Os familiares rumaram para a casa de saúde, onde ainda tiveram tempo de se despedir dele. A morte ocorreu no início da madrugada do dia 31 de dezembro.
— É um sentimento de muita tristeza. Tiraram de nós uma pessoa maravilhosa. Estou sem chão. Imagina a gente esperando teu familiar para passar a virada do ano. E saber que ele não vai voltar mais. Tirou a nossa alegria toda. Tirou a pessoa que a gente mais amava. E que nos amava. Foi muito triste — desabafa a filha.
Os planos de passar a virada de ano numa comemoração em família foram encerrados naquela madrugada. Restaram as memórias da confraternização da semana anterior, no Natal. Carlinhos passou a data com a família. Viúvo, ele deixou a filha, cinco netos e 13 bisnetos.

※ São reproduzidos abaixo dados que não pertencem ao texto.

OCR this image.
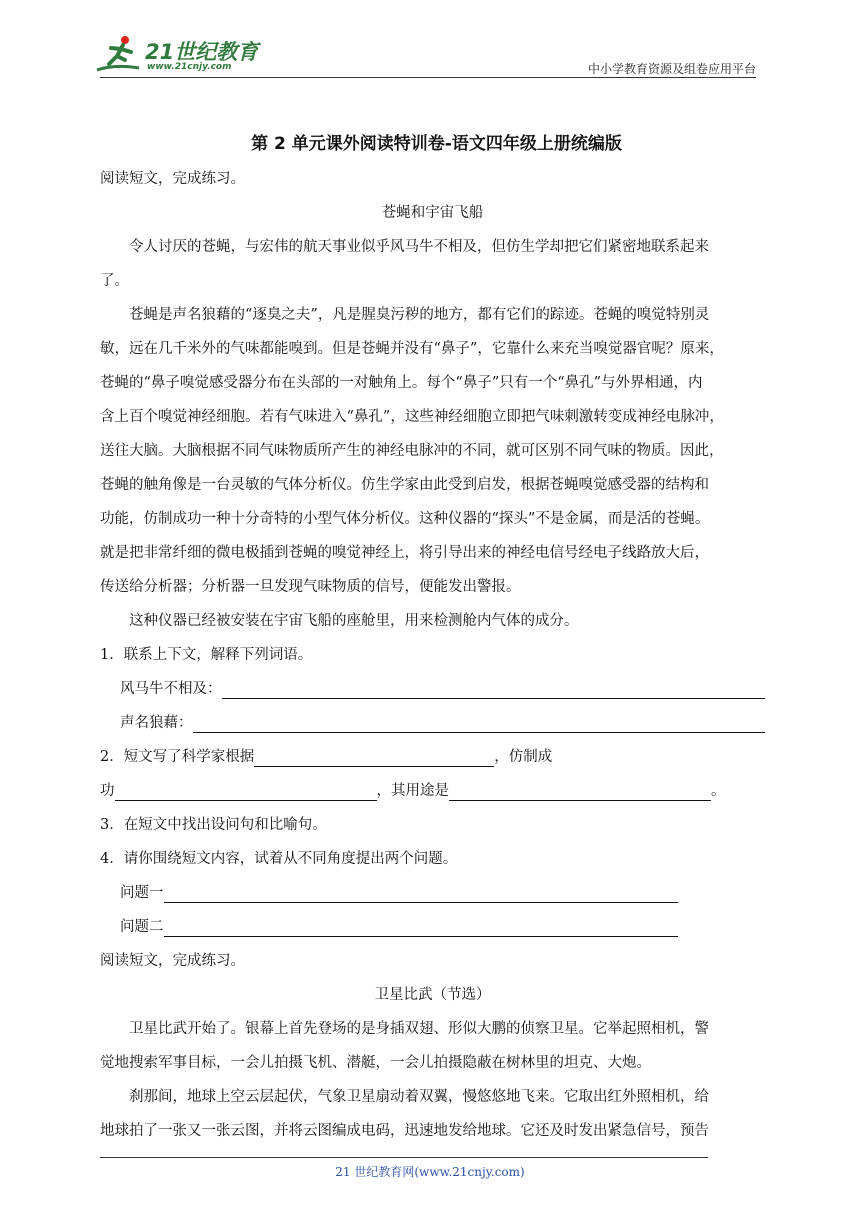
21世纪教育
www.21cnjy.com	中小学教育资源及组卷应用平台
第 2 单元课外阅读特训卷-语文四年级上册统编版
阅读短文，完成练习。
苍蝇和宇宙飞船
令人讨厌的苍蝇，与宏伟的航天事业似乎风马牛不相及，但仿生学却把它们紧密地联系起来
了。
苍蝇是声名狼藉的“逐臭之夫”，凡是腥臭污秽的地方，都有它们的踪迹。苍蝇的嗅觉特别灵
敏，远在几千米外的气味都能嗅到。但是苍蝇并没有“鼻子”，它靠什么来充当嗅觉器官呢？原来，
苍蝇的“鼻子嗅觉感受器分布在头部的一对触角上。每个“鼻子”只有一个“鼻孔”与外界相通，内
含上百个嗅觉神经细胞。若有气味进入“鼻孔”，这些神经细胞立即把气味刺激转变成神经电脉冲，
送往大脑。大脑根据不同气味物质所产生的神经电脉冲的不同，就可区别不同气味的物质。因此，
苍蝇的触角像是一台灵敏的气体分析仪。仿生学家由此受到启发，根据苍蝇嗅觉感受器的结构和
功能，仿制成功一种十分奇特的小型气体分析仪。这种仪器的“探头”不是金属，而是活的苍蝇。
就是把非常纤细的微电极插到苍蝇的嗅觉神经上，将引导出来的神经电信号经电子线路放大后，
传送给分析器；分析器一旦发现气味物质的信号，便能发出警报。
这种仪器已经被安装在宇宙飞船的座舱里，用来检测舱内气体的成分。
1．联系上下文，解释下列词语。
风马牛不相及：
声名狼藉：
2．短文写了科学家根据	，仿制成
功	，其用途是	。
3．在短文中找出设问句和比喻句。
4．请你围绕短文内容，试着从不同角度提出两个问题。
问题一
问题二
阅读短文，完成练习。
卫星比武（节选）
卫星比武开始了。银幕上首先登场的是身插双翅、形似大鹏的侦察卫星。它举起照相机，警
觉地搜索军事目标，一会儿拍摄飞机、潜艇，一会儿拍摄隐蔽在树林里的坦克、大炮。
刹那间，地球上空云层起伏，气象卫星扇动着双翼，慢悠悠地飞来。它取出红外照相机，给
地球拍了一张又一张云图，并将云图编成电码，迅速地发给地球。它还及时发出紧急信号，预告
21 世纪教育网(www.21cnjy.com)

— Acho que foi o melhor Natal que ele teve. Ele estava muito feliz. Foi como uma despedida. A gente não vai ser mais como antes. Ele fazia festa, ia lá para casa. Estava sempre junto. A gente vai tentar levar a vida sem ele — lamenta Viviane.

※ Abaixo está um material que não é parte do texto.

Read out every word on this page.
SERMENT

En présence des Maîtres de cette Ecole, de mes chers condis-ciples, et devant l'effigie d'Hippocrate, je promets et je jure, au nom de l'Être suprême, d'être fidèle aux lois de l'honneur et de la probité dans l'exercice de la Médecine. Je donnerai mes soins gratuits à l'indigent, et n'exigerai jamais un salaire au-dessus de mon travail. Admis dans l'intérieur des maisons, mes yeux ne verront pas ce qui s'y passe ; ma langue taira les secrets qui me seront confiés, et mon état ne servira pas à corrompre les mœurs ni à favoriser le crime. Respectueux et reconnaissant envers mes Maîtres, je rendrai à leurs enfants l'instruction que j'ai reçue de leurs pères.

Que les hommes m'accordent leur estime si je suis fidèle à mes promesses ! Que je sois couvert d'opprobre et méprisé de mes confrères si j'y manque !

— Ele estava alegre, estava muito feliz. Toda hora abraçando, beijando a gente — complementa a neta, Karine Machado Allendorf, 26 anos.
"Ajudava todo mundo"
Numa camiseta criada pela família como forma de homenagem a seu Carlinhos, o idoso aparece sorrindo, no hospital. Foi a data em que ele soube que havia vencido um câncer no rim, há três anos.
— A gente esperava que o Carlinhos fosse morrer de velhice e morreu do jeito mais triste. Infelizmente, ele estava no lugar errado, no dia e na hora errada — diz a filha.

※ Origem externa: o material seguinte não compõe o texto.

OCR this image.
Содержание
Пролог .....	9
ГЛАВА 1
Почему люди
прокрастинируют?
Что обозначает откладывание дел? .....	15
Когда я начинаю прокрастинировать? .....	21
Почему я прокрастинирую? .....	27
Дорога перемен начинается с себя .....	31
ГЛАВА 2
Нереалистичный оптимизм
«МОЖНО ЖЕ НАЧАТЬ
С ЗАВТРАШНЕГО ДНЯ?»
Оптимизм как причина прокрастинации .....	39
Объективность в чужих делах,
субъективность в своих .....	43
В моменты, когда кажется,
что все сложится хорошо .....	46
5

O aposentado, segundo a família, frequentava o bar onde aconteceu o tiroteio, especialmente para almoçar, com regularidade. Havia ido ao local no dia anterior e retornou naquela segunda-feira. Os planos para o dia seguinte era passar o Ano Novo na casa da filha.
No bairro Passo D'Areia, o idoso frequentemente auxiliava os vizinhos e quem mais pedisse ajuda.
— Tinha muitos amigos, vizinhos, que tem dificuldade para caminhar. Marcava a consulta. Pegava a medicação. Se a igreja ajudava ele com rancho, ele ajudava os amigos. Ele dizia "ganhei um rancho e doei". Sempre ajudava todo mundo. Era uma pessoa do bem. Vivia no entorno dos amigos — conta Viviane.
Avô presente
Nas lembranças da neta Karine ficam as memórias de quando corria com os irmãos até a casa do avô, e brincava de tocar as campainhas dos vizinhos. Seu Carlinhos tinha o hábito de acompanhar os netos até as pracinhas e estava sempre presente.
— Ele era maravilhoso como vô. Uma pessoa incrível. Não tenho nem como descrever o que foi para nós. Foi um choque. Ainda mais ele. Meu velhinho, estava sempre com a gente — confidencia a neta.
— Elogiava bastante as netas dele. Era um vozão. E para os bisnetinhos dele também. Agora estava faceiro que vão nascer mais duas. Disse que foi o presente que ele ganhou — complementa a outra neta, Camila Machado Allendorf, 23 anos.
Gremista, o neto Maicon Machado, 25 anos, costumava brincar com o avô que era colorado, numa rivalidade sadia. No Natal, presentou seu Carlinhos com uma camiseta do Internacional.
— Ele não esperava. Ficou muito feliz — recorda o neto.
— Um vô presente, um pai presente. Sempre esteve na vida dos netos, dos bisnetos. Era um vô exemplar. Carinhoso, amado, alegre. Nossa família está destruída — diz Viviane.
Investigação
O caso é investigado pela 2ª Delegacia de Homicídios da Capital. Segundo o delegado Eric Dutra, a suspeita é de que o crime esteja vinculado ao tráfico de drogas. Borges, que foi executado pelo atirador, tinha antecedentes por esse crime, além de porte irregular de arma de fogo.
Uma pistola 9 milímetros — de uso restrito — usada pelo atirador foi apreendida. O soldado da BM, que reagiu e matou o executor, foi ouvido pela investigação. A polícia ainda apura se o disparo que matou o idoso partiu da arma do atirador ou do policial militar.
A suspeita é de que o idoso tenha sido alvejado somente porque estava no local, ainda que não tivesse relação com as desavenças. A polícia apura também se houve participação de mais alguma pessoa no crime.